Aston Martin may have been outqualified by Mercedes in Melbourne, but the team has shown formidable race pace, delivering Alonso to the podium in Bahrain and Saudi Arabia. Despite Lance Stroll’s misfortune, it’s meant that the Silverstone team is Red Bull’s closest challenger, with a hefty upgrade programme to narrow the gap.
Practice sessions were cold, wet, windy or hot — something for everyone except the engineers
The sense that Albert Park might deliver the unpredictable was there from the start. Practice sessions were at times cold, wet, windy or hot — something for everyone except the engineers that were looking for representative data to correlate to qualifying or race conditions.

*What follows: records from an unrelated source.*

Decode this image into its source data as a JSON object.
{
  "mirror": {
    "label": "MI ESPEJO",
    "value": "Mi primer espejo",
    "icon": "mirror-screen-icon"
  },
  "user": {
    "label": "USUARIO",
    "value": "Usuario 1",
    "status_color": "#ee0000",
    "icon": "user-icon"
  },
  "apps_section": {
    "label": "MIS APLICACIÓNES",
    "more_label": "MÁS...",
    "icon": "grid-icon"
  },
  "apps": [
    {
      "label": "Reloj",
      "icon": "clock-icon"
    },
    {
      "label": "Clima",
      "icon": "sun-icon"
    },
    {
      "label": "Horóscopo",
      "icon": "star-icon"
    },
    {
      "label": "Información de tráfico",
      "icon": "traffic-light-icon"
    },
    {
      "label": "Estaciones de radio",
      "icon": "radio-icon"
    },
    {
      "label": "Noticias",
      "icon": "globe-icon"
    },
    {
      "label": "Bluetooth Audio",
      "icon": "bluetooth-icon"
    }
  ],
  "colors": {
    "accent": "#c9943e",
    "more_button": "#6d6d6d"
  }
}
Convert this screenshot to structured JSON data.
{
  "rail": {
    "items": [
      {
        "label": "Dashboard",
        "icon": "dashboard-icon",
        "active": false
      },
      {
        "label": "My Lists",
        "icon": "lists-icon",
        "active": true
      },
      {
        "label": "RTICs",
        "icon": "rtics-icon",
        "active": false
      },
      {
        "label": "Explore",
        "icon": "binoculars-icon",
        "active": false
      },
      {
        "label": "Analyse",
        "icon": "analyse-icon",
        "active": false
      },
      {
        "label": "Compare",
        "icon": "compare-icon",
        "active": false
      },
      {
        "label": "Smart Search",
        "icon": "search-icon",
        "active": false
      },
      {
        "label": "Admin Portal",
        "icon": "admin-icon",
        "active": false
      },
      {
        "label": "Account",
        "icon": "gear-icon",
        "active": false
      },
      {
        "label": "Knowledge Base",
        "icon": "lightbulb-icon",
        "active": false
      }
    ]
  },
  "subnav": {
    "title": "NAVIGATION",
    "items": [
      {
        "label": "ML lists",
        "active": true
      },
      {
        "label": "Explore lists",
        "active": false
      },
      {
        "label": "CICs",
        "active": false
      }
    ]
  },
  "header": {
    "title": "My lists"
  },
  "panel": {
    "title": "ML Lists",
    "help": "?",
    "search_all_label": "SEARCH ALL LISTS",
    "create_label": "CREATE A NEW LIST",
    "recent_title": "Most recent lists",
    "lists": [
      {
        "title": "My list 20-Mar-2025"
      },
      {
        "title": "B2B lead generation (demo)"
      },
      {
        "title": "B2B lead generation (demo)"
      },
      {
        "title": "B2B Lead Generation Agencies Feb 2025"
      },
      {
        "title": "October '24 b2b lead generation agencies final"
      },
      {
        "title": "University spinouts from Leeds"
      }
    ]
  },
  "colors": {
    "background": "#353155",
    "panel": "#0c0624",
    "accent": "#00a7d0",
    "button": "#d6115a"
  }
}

With little understanding of the optimal set-up, qualifying saw a scintillating Q3 where the top 10 were spread by just over a second. The pole position result may not have been a surprise, but the performance of Mercedes was. Aston Martin finished third fastest with the sense of some disappointment. But nothing compared to Ferrari’s frustration at lining up fifth and seventh.
And so the grid was set.
Safety car-skewed strategies
Chart 1 Summary of recommended and deployed tyre strategies
It was lights out and away go the Mercedes: Russell leapt ahead of Verstappen off the line and then Hamilton pulled off an opportune overtake on the Dutchman, who was driving like a man with a championship to lose.
This was unlike Leclerc who, once again, was driving his Ferrari to overcome whatever deficit seemed to be the flavour of the month. In this case it was a poor qualifying result off the back of poor team co-ordination to get optimal tyre warm up. But there was no time to recover: he was tapped into a spin that beached him in the gravel.